‘Hawala’ and the middlemen

Published November 24, 2008

Undoubtedly, we are faced with a unique crisis. Even though the country’s economic crisis has sources other than the global economic crisis, mere synchronization of the two makes this crisis unique. Also, this time, we do have a national debate over various policy options.

From this raging debate, however, an essential element is missing, which is a discussion about the unique features of our economy. Such a discussion is of crucial importance given that many of the participants in this debate, like this author, are trained in the West.

The ‘toy universes’ and the prototypes of the West may not be applicable to Pakistan.

There are two unique features in our economy, the first pertains to the banking sector and the second pertains to the role of intermediaries or middle-men in our economy. Our banking sector is a very interesting area of study since it essentially is a marriage of formal and informal money channels.

Our banking system (a formal system) relies on ‘hawala’ (an informal system) to control for the moral hazard of borrowers. Let me explain this point through a simple example. Suppose you are a businessman who is seeking a loan from a bank. Why should the bank lend money to you? Why should the bank lend money to any businessman in a country where the regulatory system is non-functional?

In such an environment, if a borrower defaults, the bank has no practical way of recovering its money or take-over any collateral that was pledged for the loan. In practice, the only real collateral is ‘cash collateral’. Everything else is simply an eye-wash.

What will a smart banker do? Well, a smart banker will know that as a successful businessman, you must have significant undeclared wealth.

Why not transfer this undeclared wealth abroad through ‘hawala’ and use the transferred currency as collateral for the loan given in Pakistan?

That way, the banker is happy that he is getting ‘cash collateral’ and the businessman is happy that his undeclared wealth remains undeclared since ‘hawala’ is an informal transfer channel.

A majority of Pakistani banks maintain two sets of books precisely for this reason (a fake one for the State Bank and an actual one for internal top management)

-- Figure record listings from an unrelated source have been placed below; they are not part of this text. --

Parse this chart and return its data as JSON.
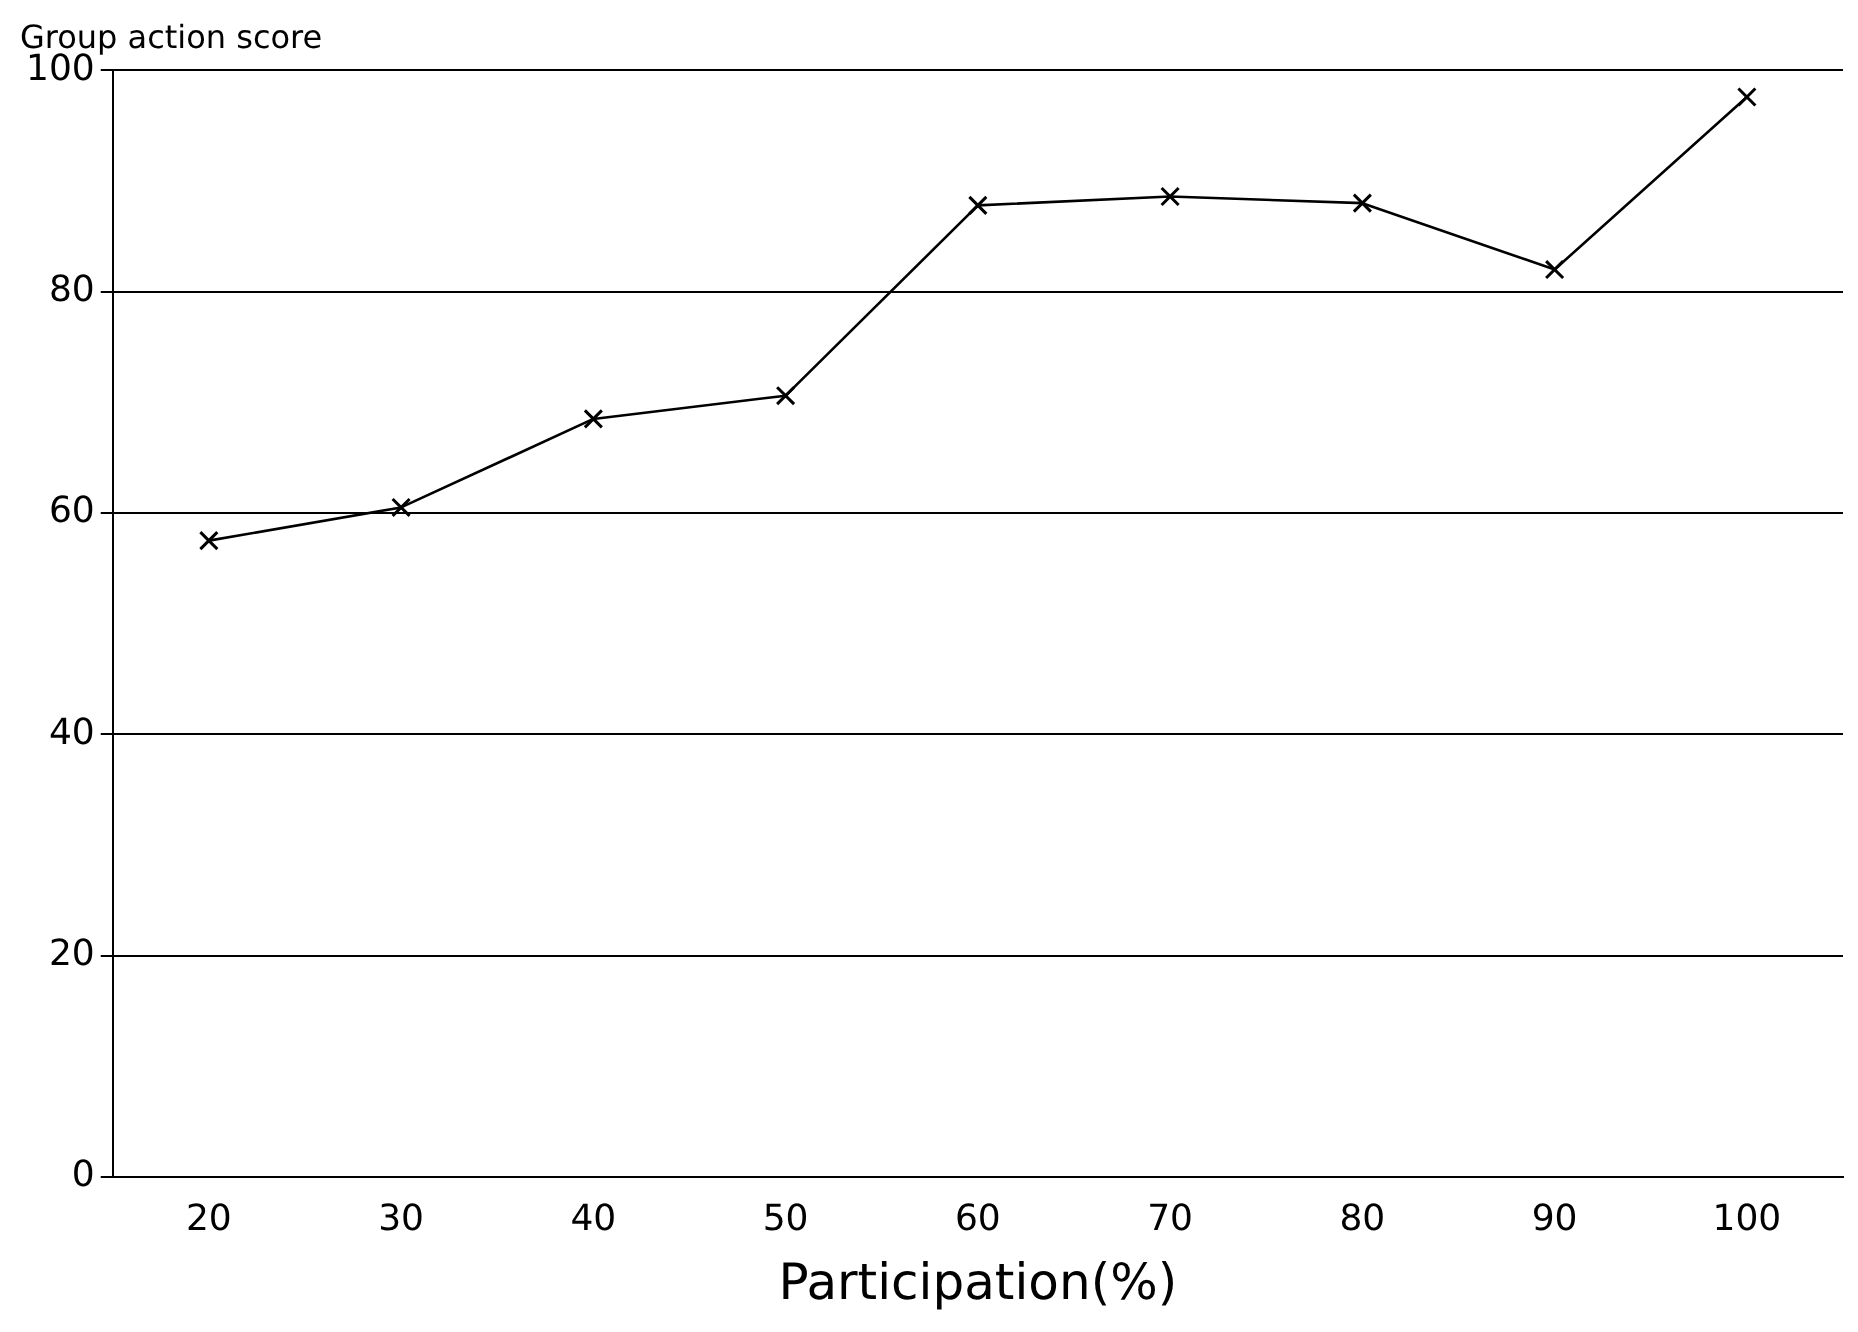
{
  "chart_data": {
    "type": "line",
    "ylabel": "Group action score",
    "xlabel": "Participation(%)",
    "categories": [
      "20",
      "30",
      "40",
      "50",
      "60",
      "70",
      "80",
      "90",
      "100"
    ],
    "series": [
      {
        "color": "#000000",
        "values": [
          57.5,
          60.5,
          68.5,
          70.6,
          87.8,
          88.6,
          88.0,
          82.0,
          97.6
        ]
      }
    ],
    "ylim": [
      0,
      100
    ],
    "yticks": [
      0,
      20,
      40,
      60,
      80,
      100
    ],
    "grid": "y",
    "marker": "cross",
    "line_style": "solid",
    "legend": false
  }
}
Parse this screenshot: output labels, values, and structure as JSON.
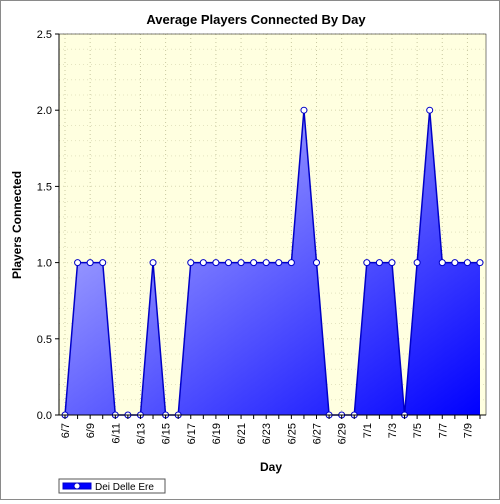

In essence, this mechanism allows a bank to separate borrowers who are genuinely interested in repaying their loans from borrowers who intend to misbehave.

A borrower who intends to behave will be happy with this arrangement since he gets the loan and his undeclared wealth remains undeclared (tax-free). Equivalently, one can think of this arrangement as converting undeclared equity into declared debt. Hence, businesses in Pakistan are essentially children of a marriage between the formal banking network and the informal ‘hawala’ system.

If one sees the above link between the formal and informal money channels, then it’s not difficult to grasp the implications of such a link. First, one can easily see that ‘hawala’ cannot go away irrespective of how fiercely the government swings its baton. So even suggesting that such a thing may happen in the near future is a blasphemy in pragmatism.

Second, in this marriage, businesses which do not offer ‘hawala based cash-collateral’ are step-children. Such businesses bear the brunt of monetary tightening.

That is, when the State Bank raises interest rates, such rates are passed on to them (for example auto-loans market) but the ones that offer ‘hawala based cash-collateral’ are typically spared since they are already providing equivalent cash collaterals.

For lack of better terminology, let’s call businesses that do not offer hawala-based-cash collateral ‘white businesses’ and the ones that offer such collateral ‘grey businesses’.

The discount rate set by the State Bank is the benchmark rate only for ‘white businesses’. The benchmark rate for ‘grey businesses’ is set in the private sector and is only weakly correlated with the State Bank’s discount rate. That means, State Bank’s ability to control inflation by hiking interest rates is severely hampered.

Consequently, the penalty imposed on ‘white businesses’ in a monetary tightening is now much larger. A thorough empirical analysis can pick up the difference in the two regimes. In one regime, such as the auto-loans, credit card market, or housing loans, the benchmark rate is set by the State Bank, and for the second regime, the benchmark is established through ‘hawala-based-cash collaterals’ in the private sector. Of course, such data is never reported; however, banking sector insiders are privy to this information.

The second unique feature of our economy is the presence of substantial micro-structure rents in the intermediation process. In simple terms, it means that the middle-men enjoy substantial bargaining advantages over producers.

This fact severely hampers the price discovery process. Prices, especially of agricultural commodities are often manipulated in Pakistan.

As just one example, middle-men buying crops from farmers typically have monopoly over items such as bags that are used to lift the crop from the field. It is not difficult to see that such asymmetry in bargaining power transfers most of the surplus to middle-men. Plus, these large intermediaries have access to credit due to the transfer of undeclared wealth through hawala and subsequent collateralization.

It is crucial that above features are kept in mind, while framing economic policies. The ‘unique features’ are severely damaging to our economy in the long-run as they give rise to serious efficiency losses.

It is the hope of this author to spark a national debate over these issues. Strong actions require political will, and mass awareness is a pre-requisite for political will. It is only through continued national debate that the required awareness can be generated.

The writer is a faculty member in the department of economics at Lahore University of Management Sciences.